The Keeper nods, "In the past months I have watched, as little by little parts of my collection fled from me with each journal of The Nameless One collected and their knowledge revived. Scraps of thought that were once gone now vanished. True my collection of the tale had always been incomplete, for there are a few select scholars that know alternate details of The Nameless One's journey, perhaps passed down secondhand or third, or through a long string of lips and quills. Yet much of the tale once lay in relative opacity, those details housed safely in my cupboards."
He pulls a vial from his robes, a long glass phylactery spiraled with a metal serpent whose jaws clutch the lid. White-green smoke swirls throughout it, and in the pale light cast by the glow you think you can see movement. Yes... smoky shapes that writhe in the air.
"These final memories of the journal are all that remain. It was once a thing of desperate making, that final journal... a diary scribed from shadowstuff and lamentations, written in tears and bound with sorrow. A thing terrible and beautiful, and the only sage who read it had been so struck by its horrors that he destroyed the thing. This before gouging out his eyes and casting himself into the sea, where the knowledge drowned and made its journey into my hands."
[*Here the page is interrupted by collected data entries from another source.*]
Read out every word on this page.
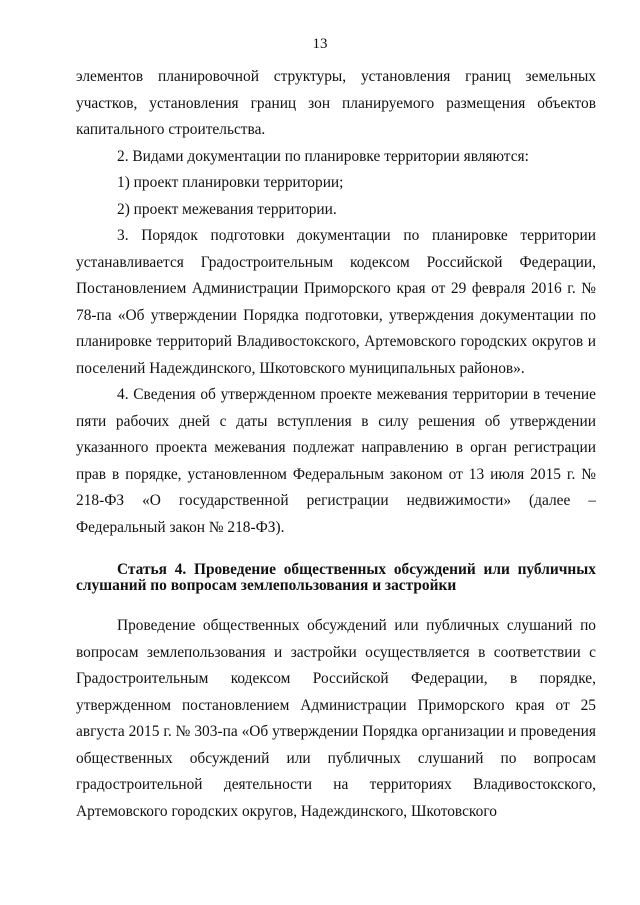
13

элементов планировочной структуры, установления границ земельных участков, установления границ зон планируемого размещения объектов капитального строительства.

2. Видами документации по планировке территории являются:

1) проект планировки территории;

2) проект межевания территории.

3. Порядок подготовки документации по планировке территории устанавливается Градостроительным кодексом Российской Федерации, Постановлением Администрации Приморского края от 29 февраля 2016 г. № 78-па «Об утверждении Порядка подготовки, утверждения документации по планировке территорий Владивостокского, Артемовского городских округов и поселений Надеждинского, Шкотовского муниципальных районов».

4. Сведения об утвержденном проекте межевания территории в течение пяти рабочих дней с даты вступления в силу решения об утверждении указанного проекта межевания подлежат направлению в орган регистрации прав в порядке, установленном Федеральным законом от 13 июля 2015 г. № 218-ФЗ «О государственной регистрации недвижимости» (далее – Федеральный закон № 218-ФЗ).

Статья 4. Проведение общественных обсуждений или публичных слушаний по вопросам землепользования и застройки

Проведение общественных обсуждений или публичных слушаний по вопросам землепользования и застройки осуществляется в соответствии с Градостроительным кодексом Российской Федерации, в порядке, утвержденном постановлением Администрации Приморского края от 25 августа 2015 г. № 303-па «Об утверждении Порядка организации и проведения общественных обсуждений или публичных слушаний по вопросам градостроительной деятельности на территориях Владивостокского, Артемовского городских округов, Надеждинского, Шкотовского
The Keeper sighs, "It seems that if my collection is to be forever incomplete, it is better for such a thing to die a slow death, than remain yearning after its brethren forever."
Slim fingers circle the cap, and long nails click down about the metal. There is a twist, a pop, and the vial is opened.
"Have it and lament, o mortals... the final memory of the journal of the Nameless One."